Mad Cow Disease in USA: Profits Take Priority, Part I

On March 10, 2010, seventy-six organizations representing millions of Americans sent a letter to the USDA asking for greater protection against cows with bovine spongiform encephalopathy or mad cow disease entering the US from Canada. This letter...

June 9, 2010 | Source: Natural News | by M. Thornley

On March 10, 2010, seventy-six organizations representing millions of Americans sent a letter to the USDA asking for greater protection against cows with bovine spongiform encephalopathy or mad cow disease entering the US from Canada. This letter was sent after the Canadian Food Inspection Agency confirmed, in February, the 18th case of bovine spongiform encephalopathy, or BSE, in a cow aged 72 months found dead on an Alberta farm.

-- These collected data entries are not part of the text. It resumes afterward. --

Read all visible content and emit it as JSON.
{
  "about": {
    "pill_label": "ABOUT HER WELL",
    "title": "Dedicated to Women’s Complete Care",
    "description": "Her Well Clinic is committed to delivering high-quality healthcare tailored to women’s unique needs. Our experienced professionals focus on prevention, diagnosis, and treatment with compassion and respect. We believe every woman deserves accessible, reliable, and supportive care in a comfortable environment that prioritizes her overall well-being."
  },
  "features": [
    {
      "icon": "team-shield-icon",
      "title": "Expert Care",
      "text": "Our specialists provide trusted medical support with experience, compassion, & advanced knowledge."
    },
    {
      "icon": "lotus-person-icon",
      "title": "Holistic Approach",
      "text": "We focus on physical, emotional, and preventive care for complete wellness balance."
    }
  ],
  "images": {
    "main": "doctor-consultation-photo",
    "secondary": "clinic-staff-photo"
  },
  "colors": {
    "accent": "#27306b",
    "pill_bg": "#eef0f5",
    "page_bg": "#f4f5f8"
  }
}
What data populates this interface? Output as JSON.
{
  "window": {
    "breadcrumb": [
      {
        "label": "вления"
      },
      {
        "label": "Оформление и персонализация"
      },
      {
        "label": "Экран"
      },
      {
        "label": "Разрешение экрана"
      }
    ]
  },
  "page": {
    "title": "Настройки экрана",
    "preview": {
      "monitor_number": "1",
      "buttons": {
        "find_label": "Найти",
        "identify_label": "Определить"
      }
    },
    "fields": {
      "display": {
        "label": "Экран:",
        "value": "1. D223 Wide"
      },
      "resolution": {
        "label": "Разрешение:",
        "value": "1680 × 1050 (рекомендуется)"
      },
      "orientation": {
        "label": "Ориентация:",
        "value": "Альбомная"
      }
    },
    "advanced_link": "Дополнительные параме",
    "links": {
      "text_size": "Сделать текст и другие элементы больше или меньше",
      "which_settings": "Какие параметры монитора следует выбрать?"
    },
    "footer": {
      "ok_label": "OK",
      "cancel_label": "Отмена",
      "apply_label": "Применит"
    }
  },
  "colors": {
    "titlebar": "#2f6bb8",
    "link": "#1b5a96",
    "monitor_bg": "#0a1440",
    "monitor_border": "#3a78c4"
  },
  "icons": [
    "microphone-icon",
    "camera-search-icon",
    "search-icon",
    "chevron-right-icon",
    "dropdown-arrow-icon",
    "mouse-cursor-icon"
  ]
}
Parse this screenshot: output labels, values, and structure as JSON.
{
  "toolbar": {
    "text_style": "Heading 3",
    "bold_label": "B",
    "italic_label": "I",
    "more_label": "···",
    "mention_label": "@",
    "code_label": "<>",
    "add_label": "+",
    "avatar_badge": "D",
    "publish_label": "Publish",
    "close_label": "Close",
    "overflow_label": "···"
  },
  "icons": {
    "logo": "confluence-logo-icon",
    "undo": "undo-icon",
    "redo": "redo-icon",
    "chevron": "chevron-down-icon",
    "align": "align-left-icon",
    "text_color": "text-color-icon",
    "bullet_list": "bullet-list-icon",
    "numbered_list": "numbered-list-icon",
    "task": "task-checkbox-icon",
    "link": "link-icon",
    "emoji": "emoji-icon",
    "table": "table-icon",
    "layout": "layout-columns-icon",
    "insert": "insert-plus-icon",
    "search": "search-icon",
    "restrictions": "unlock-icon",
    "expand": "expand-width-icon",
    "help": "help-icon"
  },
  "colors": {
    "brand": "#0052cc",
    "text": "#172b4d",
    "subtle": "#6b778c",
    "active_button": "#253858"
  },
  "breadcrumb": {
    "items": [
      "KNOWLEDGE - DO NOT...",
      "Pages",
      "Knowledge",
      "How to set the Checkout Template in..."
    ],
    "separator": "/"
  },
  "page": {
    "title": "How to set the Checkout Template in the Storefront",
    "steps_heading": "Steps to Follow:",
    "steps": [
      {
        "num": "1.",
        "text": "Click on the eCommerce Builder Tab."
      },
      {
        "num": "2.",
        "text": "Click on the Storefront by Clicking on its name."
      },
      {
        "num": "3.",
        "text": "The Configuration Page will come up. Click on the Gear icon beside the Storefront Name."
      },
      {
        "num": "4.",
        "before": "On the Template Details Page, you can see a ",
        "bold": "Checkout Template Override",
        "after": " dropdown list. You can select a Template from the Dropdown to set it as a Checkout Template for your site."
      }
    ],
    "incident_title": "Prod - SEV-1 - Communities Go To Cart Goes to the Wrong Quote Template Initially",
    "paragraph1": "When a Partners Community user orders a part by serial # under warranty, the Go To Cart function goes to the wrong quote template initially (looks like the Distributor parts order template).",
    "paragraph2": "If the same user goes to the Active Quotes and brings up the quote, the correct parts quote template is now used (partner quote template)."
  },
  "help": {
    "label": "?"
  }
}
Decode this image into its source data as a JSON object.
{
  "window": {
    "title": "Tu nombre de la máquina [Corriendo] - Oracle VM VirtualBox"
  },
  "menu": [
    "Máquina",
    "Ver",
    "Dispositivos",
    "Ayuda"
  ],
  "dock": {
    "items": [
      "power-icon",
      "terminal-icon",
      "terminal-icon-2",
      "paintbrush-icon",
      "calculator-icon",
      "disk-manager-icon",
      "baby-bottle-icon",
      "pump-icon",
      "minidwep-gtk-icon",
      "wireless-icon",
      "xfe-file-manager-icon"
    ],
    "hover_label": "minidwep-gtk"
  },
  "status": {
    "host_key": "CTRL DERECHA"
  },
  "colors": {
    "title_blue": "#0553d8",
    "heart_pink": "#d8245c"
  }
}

BSE is a disease that causes a spongy degeneration of the brain and spinal cord. Humans can contract the disease by eating the tissues of an infected animal. The infectious agent is a protein that has changed shape named a prion.

The BSE cow was detected through Canada’s national BSE surveillance program but was not posted on the CFIA website for two weeks.

USDA regulations permit Canadian cattle born after March 1, 1999 to be imported into the US with BSE testing. Under these guidelines, the BSE cow that died in Alberta could have entered the US while it was alive. Not only that, but this dead cow was one of 11 such animals with BSE that could have entered the US.

The USDA maintains that its Animal and Plant Health Inspection Service determined that the risk of BSE with Canadian animal trade is negligible and that it is keeping with international standards established by the World Organization for Animal Health.

This is in stark contrast to the USDA response when BSE was first found in northern Alberta in 2003: Canadian cattle were banned.